To determine if subjects experiencing acute vaginal bleeding in early pregnancy have increased plasma markers of thrombin generation compared to nonbleeding controls.


Subjects with clinically apparent acute (within 24 h of sample collection) vaginal bleeding between 6 and 20 weeks estimated gestational age and without known thrombophilias were enrolled, along with nonbleeding controls, and underwent collection of maternal plasma. Concentrations of thrombin-antithrombin (TAT) and fragment 1 + 2 (F1 + 2) were determined by enzyme-linked immunosorbent assay.

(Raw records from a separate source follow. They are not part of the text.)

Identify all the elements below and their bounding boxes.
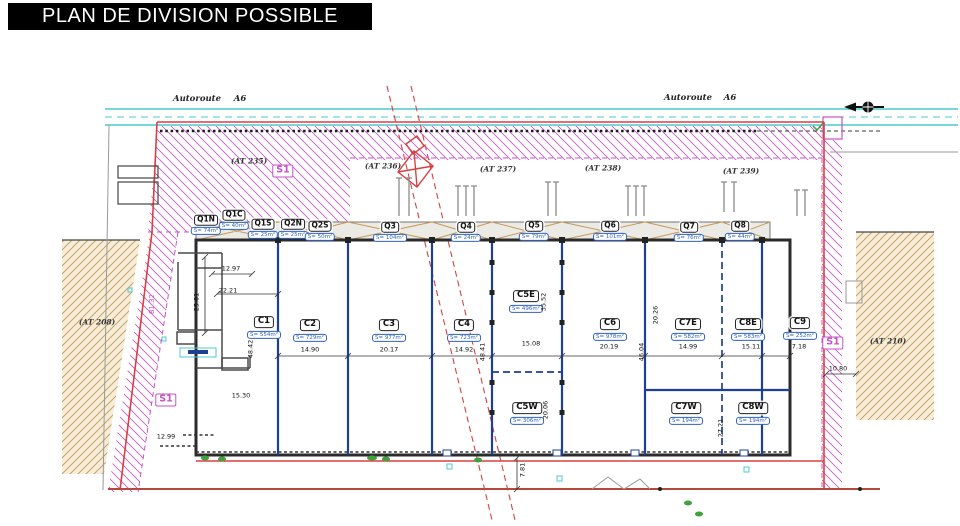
title-bar: PLAN DE DIVISION POSSIBLE (8, 3, 372, 30)
hatched-areas (62, 126, 934, 492)
page-title: PLAN DE DIVISION POSSIBLE (42, 5, 338, 28)
mast-posts (396, 178, 808, 216)
q-band (196, 222, 770, 240)
north-arrow-icon (844, 102, 884, 113)
plan-canvas: AutorouteA6AutorouteA6(AT 235)(AT 236)(A… (0, 0, 960, 526)
unit-partitions (275, 237, 790, 456)
plan-drawing (0, 0, 960, 526)
misc-marks (128, 288, 749, 517)
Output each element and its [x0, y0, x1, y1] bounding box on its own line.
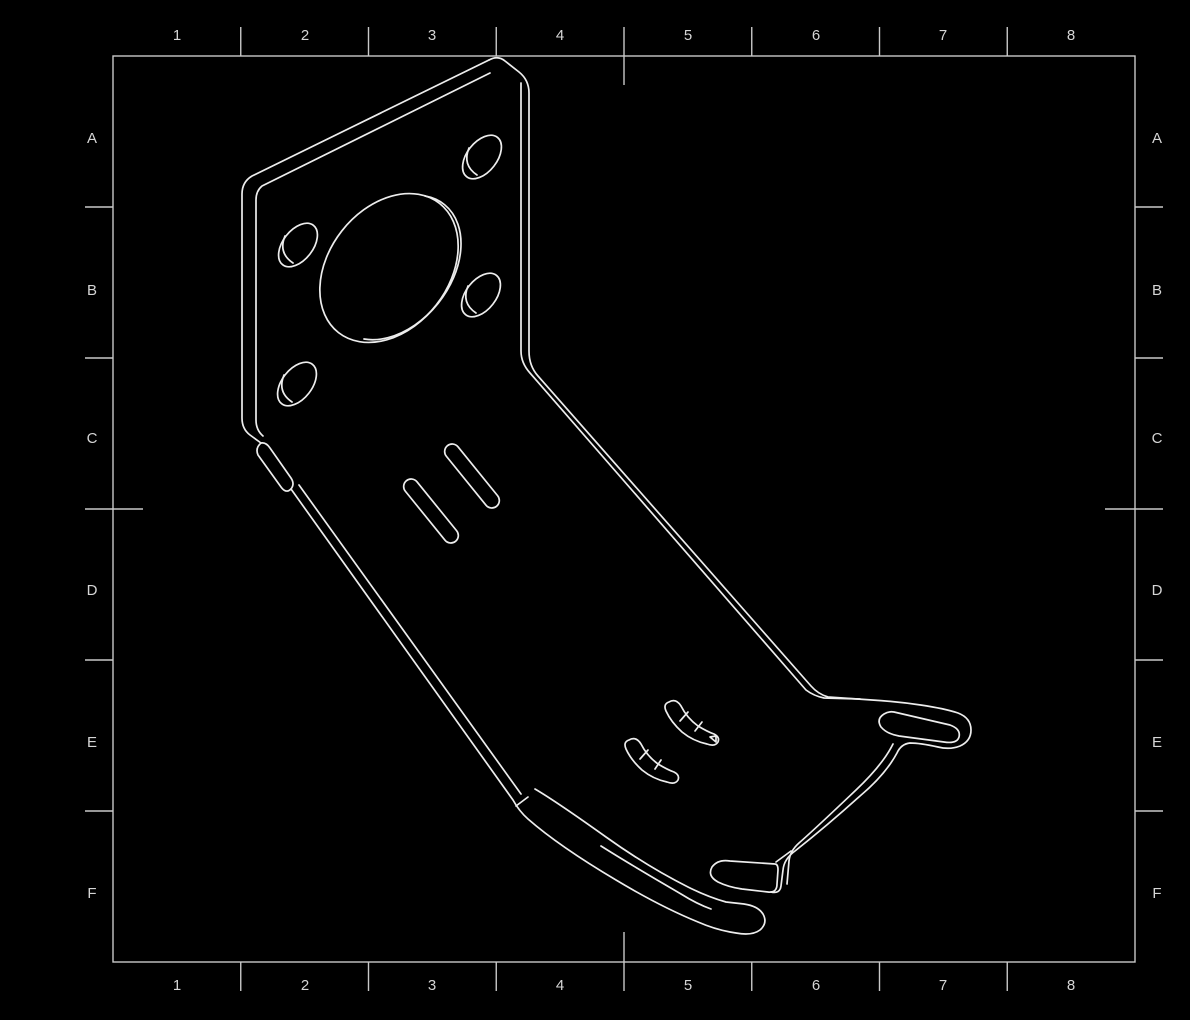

Differences between bleeding and nonbleeding subjects were assessed through linear regression with adjustment for gestational age.


Twenty subjects with vaginal bleeding and 20 controls were included. Bleeding was significantly associated with increased concentrations of TAT (p = 0.007) and F1 + 2 (p = 0.044) when corrected for gestational age. Among bleeding subjects, there was no association between markers of thrombin generation and the subject's description of bleeding quantity, though higher concentrations were associated with a longer self-reported duration of bleeding.


Clinically apparent vaginal bleeding in early pregnancy is associated with increased circulating maternal markers of thrombin generation. Thus, these maternal markers may have a future role in risk stratification.